Haben sich in den vergangenen 100 Jahren stetig gewandelt: Die Barmelweid und das Gelände darum herum.

Dieser äusserliche Wandel ist zum Grossteil mit dem Wandel innerhalb der Klinik zu erklären: Im Laufe der Jahre bewegte sich die Barmelweid weg vom ursprünglichen Tuberkulose-Sanatorium hin zu einer modernen Klinik, die heute nicht nur Pneumologie-Patientinnen und -Patienten behandelt, sondern auch Herzpatientinnen und -patienten, Menschen mit psychischen und psychosomatischen Erkrankungen, Menschen mit Schlafproblemen sowie ältere Menschen, die teilweise auch Langzeitpflege benötigen.

Umbauten lange ohne zureichende Berücksichtigung der landschaftlichen Qualität
Je nachdem, wie der Bedarf – aufgrund des Behandlungsangebots in der Klinik – jeweils gerade aussah, wurden in der Vergangenheit Gebäude, die Infrastruktur und Strassen ergänzt oder umgebaut. Diese Um- und Neubauten wurden vor allem unter funktionalen Aspekten umgesetzt. Die landschaftliche Qualität wurde nur unzureichend berücksichtigt.
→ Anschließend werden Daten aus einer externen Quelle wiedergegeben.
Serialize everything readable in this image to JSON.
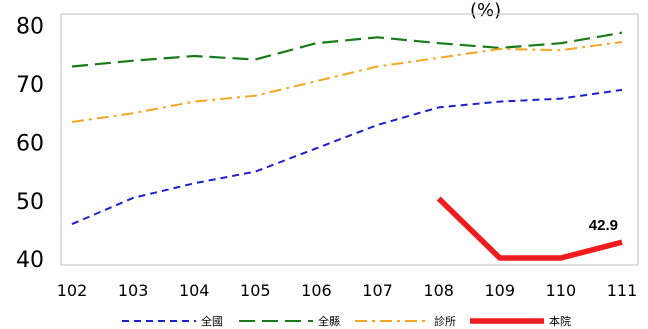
{
  "chart_data": {
    "type": "line",
    "title": "(%)",
    "xlabel": "",
    "ylabel": "",
    "categories": [
      "102",
      "103",
      "104",
      "105",
      "106",
      "107",
      "108",
      "109",
      "110",
      "111"
    ],
    "yticks": [
      "40",
      "50",
      "60",
      "70",
      "80"
    ],
    "ylim": [
      39,
      82
    ],
    "grid": false,
    "legend_position": "bottom",
    "series": [
      {
        "name": "全國",
        "color": "#1f1fcc",
        "style": "dashed",
        "values": [
          46.0,
          50.5,
          53.0,
          55.0,
          59.0,
          63.0,
          66.0,
          67.0,
          67.5,
          69.0
        ]
      },
      {
        "name": "全縣",
        "color": "#1a7a1a",
        "style": "long-dash",
        "values": [
          73.0,
          74.0,
          74.8,
          74.2,
          77.0,
          78.0,
          77.0,
          76.2,
          77.0,
          78.8
        ]
      },
      {
        "name": "診所",
        "color": "#f5a623",
        "style": "dash-dot",
        "values": [
          63.5,
          65.0,
          67.0,
          68.0,
          70.5,
          73.0,
          74.5,
          76.0,
          75.8,
          77.2
        ]
      },
      {
        "name": "本院",
        "color": "#ee1c1c",
        "style": "solid",
        "values": [
          null,
          null,
          null,
          null,
          null,
          null,
          50.4,
          40.2,
          40.2,
          42.9
        ]
      }
    ],
    "annotations": [
      {
        "series": "本院",
        "category": "111",
        "text": "42.9"
      }
    ]
  }
}
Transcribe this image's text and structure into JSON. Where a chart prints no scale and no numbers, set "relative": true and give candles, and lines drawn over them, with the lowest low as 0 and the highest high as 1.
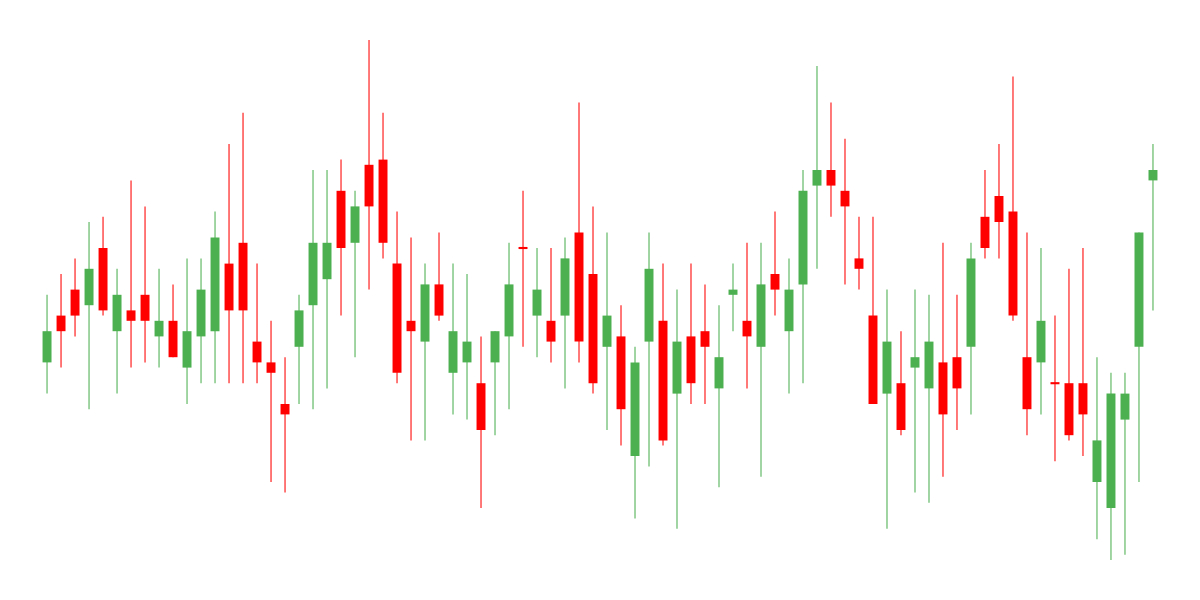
{
  "chart_data": {
    "type": "candlestick",
    "relative": true,
    "categories": [
      null,
      null,
      null,
      null,
      null,
      null,
      null,
      null,
      null,
      null,
      null,
      null,
      null,
      null,
      null,
      null,
      null,
      null,
      null,
      null,
      null,
      null,
      null,
      null,
      null,
      null,
      null,
      null,
      null,
      null,
      null,
      null,
      null,
      null,
      null,
      null,
      null,
      null,
      null,
      null,
      null,
      null,
      null,
      null,
      null,
      null,
      null,
      null,
      null,
      null,
      null,
      null,
      null,
      null,
      null,
      null,
      null,
      null,
      null,
      null,
      null,
      null,
      null,
      null,
      null,
      null,
      null,
      null,
      null,
      null,
      null,
      null,
      null,
      null,
      null,
      null,
      null,
      null,
      null,
      null
    ],
    "ohlc": [
      [
        0.38,
        0.51,
        0.32,
        0.44
      ],
      [
        0.47,
        0.55,
        0.37,
        0.44
      ],
      [
        0.52,
        0.58,
        0.43,
        0.47
      ],
      [
        0.49,
        0.65,
        0.29,
        0.56
      ],
      [
        0.6,
        0.66,
        0.47,
        0.48
      ],
      [
        0.44,
        0.56,
        0.32,
        0.51
      ],
      [
        0.48,
        0.73,
        0.37,
        0.46
      ],
      [
        0.51,
        0.68,
        0.38,
        0.46
      ],
      [
        0.43,
        0.56,
        0.37,
        0.46
      ],
      [
        0.46,
        0.53,
        0.39,
        0.39
      ],
      [
        0.37,
        0.58,
        0.3,
        0.44
      ],
      [
        0.43,
        0.58,
        0.34,
        0.52
      ],
      [
        0.44,
        0.67,
        0.34,
        0.62
      ],
      [
        0.57,
        0.8,
        0.34,
        0.48
      ],
      [
        0.61,
        0.86,
        0.34,
        0.48
      ],
      [
        0.42,
        0.57,
        0.34,
        0.38
      ],
      [
        0.38,
        0.46,
        0.15,
        0.36
      ],
      [
        0.3,
        0.39,
        0.13,
        0.28
      ],
      [
        0.41,
        0.51,
        0.3,
        0.48
      ],
      [
        0.49,
        0.75,
        0.29,
        0.61
      ],
      [
        0.54,
        0.75,
        0.33,
        0.61
      ],
      [
        0.71,
        0.77,
        0.47,
        0.6
      ],
      [
        0.61,
        0.71,
        0.39,
        0.68
      ],
      [
        0.76,
        1.0,
        0.52,
        0.68
      ],
      [
        0.77,
        0.86,
        0.58,
        0.61
      ],
      [
        0.57,
        0.67,
        0.34,
        0.36
      ],
      [
        0.46,
        0.62,
        0.23,
        0.44
      ],
      [
        0.42,
        0.57,
        0.23,
        0.53
      ],
      [
        0.53,
        0.63,
        0.46,
        0.47
      ],
      [
        0.36,
        0.57,
        0.28,
        0.44
      ],
      [
        0.38,
        0.55,
        0.27,
        0.42
      ],
      [
        0.34,
        0.43,
        0.1,
        0.25
      ],
      [
        0.38,
        0.44,
        0.24,
        0.44
      ],
      [
        0.43,
        0.61,
        0.29,
        0.53
      ],
      [
        0.6,
        0.71,
        0.41,
        0.6
      ],
      [
        0.47,
        0.6,
        0.39,
        0.52
      ],
      [
        0.46,
        0.6,
        0.38,
        0.42
      ],
      [
        0.47,
        0.62,
        0.33,
        0.58
      ],
      [
        0.63,
        0.88,
        0.38,
        0.42
      ],
      [
        0.55,
        0.68,
        0.32,
        0.34
      ],
      [
        0.41,
        0.63,
        0.25,
        0.47
      ],
      [
        0.43,
        0.49,
        0.22,
        0.29
      ],
      [
        0.2,
        0.41,
        0.08,
        0.38
      ],
      [
        0.42,
        0.63,
        0.18,
        0.56
      ],
      [
        0.46,
        0.57,
        0.22,
        0.23
      ],
      [
        0.32,
        0.52,
        0.06,
        0.42
      ],
      [
        0.43,
        0.57,
        0.3,
        0.34
      ],
      [
        0.44,
        0.53,
        0.3,
        0.41
      ],
      [
        0.33,
        0.49,
        0.14,
        0.39
      ],
      [
        0.51,
        0.57,
        0.44,
        0.52
      ],
      [
        0.46,
        0.61,
        0.33,
        0.43
      ],
      [
        0.41,
        0.61,
        0.16,
        0.53
      ],
      [
        0.55,
        0.67,
        0.47,
        0.52
      ],
      [
        0.44,
        0.58,
        0.32,
        0.52
      ],
      [
        0.53,
        0.75,
        0.34,
        0.71
      ],
      [
        0.72,
        0.95,
        0.56,
        0.75
      ],
      [
        0.75,
        0.88,
        0.66,
        0.72
      ],
      [
        0.71,
        0.81,
        0.53,
        0.68
      ],
      [
        0.58,
        0.66,
        0.52,
        0.56
      ],
      [
        0.47,
        0.66,
        0.3,
        0.3
      ],
      [
        0.32,
        0.52,
        0.06,
        0.42
      ],
      [
        0.34,
        0.44,
        0.24,
        0.25
      ],
      [
        0.37,
        0.52,
        0.13,
        0.39
      ],
      [
        0.33,
        0.51,
        0.11,
        0.42
      ],
      [
        0.38,
        0.61,
        0.16,
        0.28
      ],
      [
        0.39,
        0.51,
        0.25,
        0.33
      ],
      [
        0.41,
        0.61,
        0.28,
        0.58
      ],
      [
        0.66,
        0.75,
        0.58,
        0.6
      ],
      [
        0.7,
        0.8,
        0.58,
        0.65
      ],
      [
        0.67,
        0.93,
        0.46,
        0.47
      ],
      [
        0.39,
        0.63,
        0.24,
        0.29
      ],
      [
        0.38,
        0.6,
        0.28,
        0.46
      ],
      [
        0.34,
        0.47,
        0.19,
        0.34
      ],
      [
        0.34,
        0.56,
        0.23,
        0.24
      ],
      [
        0.34,
        0.6,
        0.2,
        0.28
      ],
      [
        0.15,
        0.39,
        0.04,
        0.23
      ],
      [
        0.1,
        0.36,
        0.0,
        0.32
      ],
      [
        0.27,
        0.36,
        0.01,
        0.32
      ],
      [
        0.41,
        0.63,
        0.15,
        0.63
      ],
      [
        0.73,
        0.8,
        0.48,
        0.75
      ]
    ],
    "colors": [
      "#4caf50",
      "#ff0000",
      "#ff0000",
      "#4caf50",
      "#ff0000",
      "#4caf50",
      "#ff0000",
      "#ff0000",
      "#4caf50",
      "#ff0000",
      "#4caf50",
      "#4caf50",
      "#4caf50",
      "#ff0000",
      "#ff0000",
      "#ff0000",
      "#ff0000",
      "#ff0000",
      "#4caf50",
      "#4caf50",
      "#4caf50",
      "#ff0000",
      "#4caf50",
      "#ff0000",
      "#ff0000",
      "#ff0000",
      "#ff0000",
      "#4caf50",
      "#ff0000",
      "#4caf50",
      "#4caf50",
      "#ff0000",
      "#4caf50",
      "#4caf50",
      "#ff0000",
      "#4caf50",
      "#ff0000",
      "#4caf50",
      "#ff0000",
      "#ff0000",
      "#4caf50",
      "#ff0000",
      "#4caf50",
      "#4caf50",
      "#ff0000",
      "#4caf50",
      "#ff0000",
      "#ff0000",
      "#4caf50",
      "#4caf50",
      "#ff0000",
      "#4caf50",
      "#ff0000",
      "#4caf50",
      "#4caf50",
      "#4caf50",
      "#ff0000",
      "#ff0000",
      "#ff0000",
      "#ff0000",
      "#4caf50",
      "#ff0000",
      "#4caf50",
      "#4caf50",
      "#ff0000",
      "#ff0000",
      "#4caf50",
      "#ff0000",
      "#ff0000",
      "#ff0000",
      "#ff0000",
      "#4caf50",
      "#ff0000",
      "#ff0000",
      "#ff0000",
      "#4caf50",
      "#4caf50",
      "#4caf50",
      "#4caf50",
      "#4caf50"
    ]
  }
}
«So entstanden im Laufe des vergangenen Jahrhunderts verschiedene Gebäudekomplexe, grosse Parkplätze und zwischenzeitlich sogar Sportanlagen – die jedoch kaum Bezug zu den hochwertigen Natur- und Kulturlandschaften der Barmelweid aufwiesen», erklärt Manfred Hofmann, Leiter Services. Dies wollten Klinikleitung und Verein Barmelweid schliesslich ändern und der Verein initiierte 2007 den «Naturpark Barmelweid».
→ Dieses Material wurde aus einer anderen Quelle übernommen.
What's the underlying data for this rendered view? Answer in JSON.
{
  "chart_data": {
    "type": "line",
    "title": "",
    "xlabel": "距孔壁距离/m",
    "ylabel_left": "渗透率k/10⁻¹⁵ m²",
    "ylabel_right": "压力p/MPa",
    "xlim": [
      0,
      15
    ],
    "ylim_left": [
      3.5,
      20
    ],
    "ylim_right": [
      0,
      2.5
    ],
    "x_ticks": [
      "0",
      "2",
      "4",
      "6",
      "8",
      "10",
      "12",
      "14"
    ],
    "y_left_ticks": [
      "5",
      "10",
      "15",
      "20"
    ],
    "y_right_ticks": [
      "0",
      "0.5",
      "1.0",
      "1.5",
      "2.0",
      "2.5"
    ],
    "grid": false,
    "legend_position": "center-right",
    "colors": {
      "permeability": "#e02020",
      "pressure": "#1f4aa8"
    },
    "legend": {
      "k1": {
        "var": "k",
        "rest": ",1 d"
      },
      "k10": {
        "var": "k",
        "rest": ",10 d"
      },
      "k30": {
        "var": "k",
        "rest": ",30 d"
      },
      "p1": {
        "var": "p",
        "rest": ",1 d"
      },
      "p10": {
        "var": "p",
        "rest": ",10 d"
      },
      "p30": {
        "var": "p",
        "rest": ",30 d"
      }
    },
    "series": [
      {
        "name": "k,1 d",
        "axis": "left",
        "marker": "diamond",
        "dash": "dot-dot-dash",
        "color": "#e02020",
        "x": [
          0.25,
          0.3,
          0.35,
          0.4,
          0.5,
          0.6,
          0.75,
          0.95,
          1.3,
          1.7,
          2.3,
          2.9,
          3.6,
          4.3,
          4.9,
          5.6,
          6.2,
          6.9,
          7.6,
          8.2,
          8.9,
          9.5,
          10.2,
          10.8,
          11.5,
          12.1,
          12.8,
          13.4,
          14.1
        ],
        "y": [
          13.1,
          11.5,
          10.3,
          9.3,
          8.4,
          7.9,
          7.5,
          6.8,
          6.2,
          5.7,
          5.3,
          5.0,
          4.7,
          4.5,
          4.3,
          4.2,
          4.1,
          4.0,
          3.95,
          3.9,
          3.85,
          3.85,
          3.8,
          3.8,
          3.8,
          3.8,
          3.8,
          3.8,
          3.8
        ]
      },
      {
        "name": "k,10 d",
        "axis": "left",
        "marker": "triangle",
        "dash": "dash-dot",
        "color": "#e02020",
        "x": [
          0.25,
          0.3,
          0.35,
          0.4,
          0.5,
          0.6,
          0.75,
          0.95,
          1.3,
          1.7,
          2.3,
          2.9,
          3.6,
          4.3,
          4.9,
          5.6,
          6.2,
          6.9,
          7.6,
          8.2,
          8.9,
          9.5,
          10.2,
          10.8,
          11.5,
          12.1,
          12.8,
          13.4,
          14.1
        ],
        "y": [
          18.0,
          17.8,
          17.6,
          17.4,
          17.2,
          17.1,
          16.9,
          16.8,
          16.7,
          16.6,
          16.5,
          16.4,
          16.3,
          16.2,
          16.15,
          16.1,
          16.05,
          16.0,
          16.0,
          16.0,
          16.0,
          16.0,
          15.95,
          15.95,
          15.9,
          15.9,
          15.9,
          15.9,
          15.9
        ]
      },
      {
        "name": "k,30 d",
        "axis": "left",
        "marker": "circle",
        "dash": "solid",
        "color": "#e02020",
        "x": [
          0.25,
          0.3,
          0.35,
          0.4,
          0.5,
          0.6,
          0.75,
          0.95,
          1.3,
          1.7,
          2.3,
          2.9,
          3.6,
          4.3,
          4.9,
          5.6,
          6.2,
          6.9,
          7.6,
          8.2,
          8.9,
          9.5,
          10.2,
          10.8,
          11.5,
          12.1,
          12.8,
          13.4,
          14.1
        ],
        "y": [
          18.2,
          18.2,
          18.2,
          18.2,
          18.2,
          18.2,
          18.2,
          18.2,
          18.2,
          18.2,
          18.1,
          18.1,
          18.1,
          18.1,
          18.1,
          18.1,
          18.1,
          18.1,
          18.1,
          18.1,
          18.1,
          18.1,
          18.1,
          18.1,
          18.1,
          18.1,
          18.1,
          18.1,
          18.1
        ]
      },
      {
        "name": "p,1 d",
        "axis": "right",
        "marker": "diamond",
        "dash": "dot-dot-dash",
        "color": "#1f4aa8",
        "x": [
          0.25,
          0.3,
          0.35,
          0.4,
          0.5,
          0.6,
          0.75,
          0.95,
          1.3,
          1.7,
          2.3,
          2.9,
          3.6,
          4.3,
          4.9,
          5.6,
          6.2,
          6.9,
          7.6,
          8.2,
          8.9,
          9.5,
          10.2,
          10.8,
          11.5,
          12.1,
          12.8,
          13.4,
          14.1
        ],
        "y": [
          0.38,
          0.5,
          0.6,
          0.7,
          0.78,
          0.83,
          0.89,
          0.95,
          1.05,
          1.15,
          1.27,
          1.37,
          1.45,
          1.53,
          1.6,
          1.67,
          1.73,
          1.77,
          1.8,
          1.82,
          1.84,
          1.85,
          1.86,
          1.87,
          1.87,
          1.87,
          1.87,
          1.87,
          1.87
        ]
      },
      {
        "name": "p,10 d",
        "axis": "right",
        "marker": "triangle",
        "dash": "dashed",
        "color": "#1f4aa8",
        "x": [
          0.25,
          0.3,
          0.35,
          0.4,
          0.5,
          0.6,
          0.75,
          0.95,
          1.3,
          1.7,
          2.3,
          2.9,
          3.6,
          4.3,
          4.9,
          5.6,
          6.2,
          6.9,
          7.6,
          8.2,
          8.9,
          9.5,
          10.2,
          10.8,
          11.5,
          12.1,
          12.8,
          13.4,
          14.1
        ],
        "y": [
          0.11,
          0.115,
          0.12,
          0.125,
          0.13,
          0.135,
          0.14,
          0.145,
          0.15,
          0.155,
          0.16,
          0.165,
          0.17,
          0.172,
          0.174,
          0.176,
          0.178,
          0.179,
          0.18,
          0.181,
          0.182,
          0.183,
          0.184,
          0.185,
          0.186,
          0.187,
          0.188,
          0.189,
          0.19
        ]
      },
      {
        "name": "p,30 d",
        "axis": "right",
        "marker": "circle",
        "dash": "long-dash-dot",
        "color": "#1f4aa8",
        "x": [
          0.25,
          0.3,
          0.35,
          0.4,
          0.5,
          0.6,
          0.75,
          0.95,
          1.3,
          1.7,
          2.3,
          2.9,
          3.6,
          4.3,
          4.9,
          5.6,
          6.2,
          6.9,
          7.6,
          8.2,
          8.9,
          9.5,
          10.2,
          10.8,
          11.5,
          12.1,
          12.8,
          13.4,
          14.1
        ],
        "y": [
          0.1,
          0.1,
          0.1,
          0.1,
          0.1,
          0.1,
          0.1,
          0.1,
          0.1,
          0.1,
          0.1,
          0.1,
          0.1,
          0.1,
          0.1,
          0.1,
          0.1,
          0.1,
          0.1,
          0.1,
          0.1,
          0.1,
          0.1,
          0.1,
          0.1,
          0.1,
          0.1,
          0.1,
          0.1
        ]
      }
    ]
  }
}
Architekturwettbewerb und Baustart
Als 2013 der Architektur-Projektwettbewerb zum Neubau des Hauptgebäudes ausgeschrieben wurde, war eine Bedingung, dass die Projekte jeweils einen Plan zur Renaturierung des Landschaftsraums beinhalten sollten. Als Siegerentwurf ging 2014 das Projekt «Oscar» hervor, welches den heutigen «Naturpark Barmelweid» beinhaltete.

Zwei Jahre später, 2016, begann die Umsetzung von «Oscar». Manfred Hofmann erklärt: «Im Sommer fuhren die grossen Baumaschinen auf und begannen mit dem Aushub für das neue Bettenhaus A. 34‘000 Kubikmeter Erde mussten dafür bewegt werden». Im Oktober 2017 erreichte der Bau seine definitive Höhe, im Februar 2018 war der Rohbau abgeschlossen. Fertiggestellt wurde der Bau 2021, sechs Jahre nach Baubeginn.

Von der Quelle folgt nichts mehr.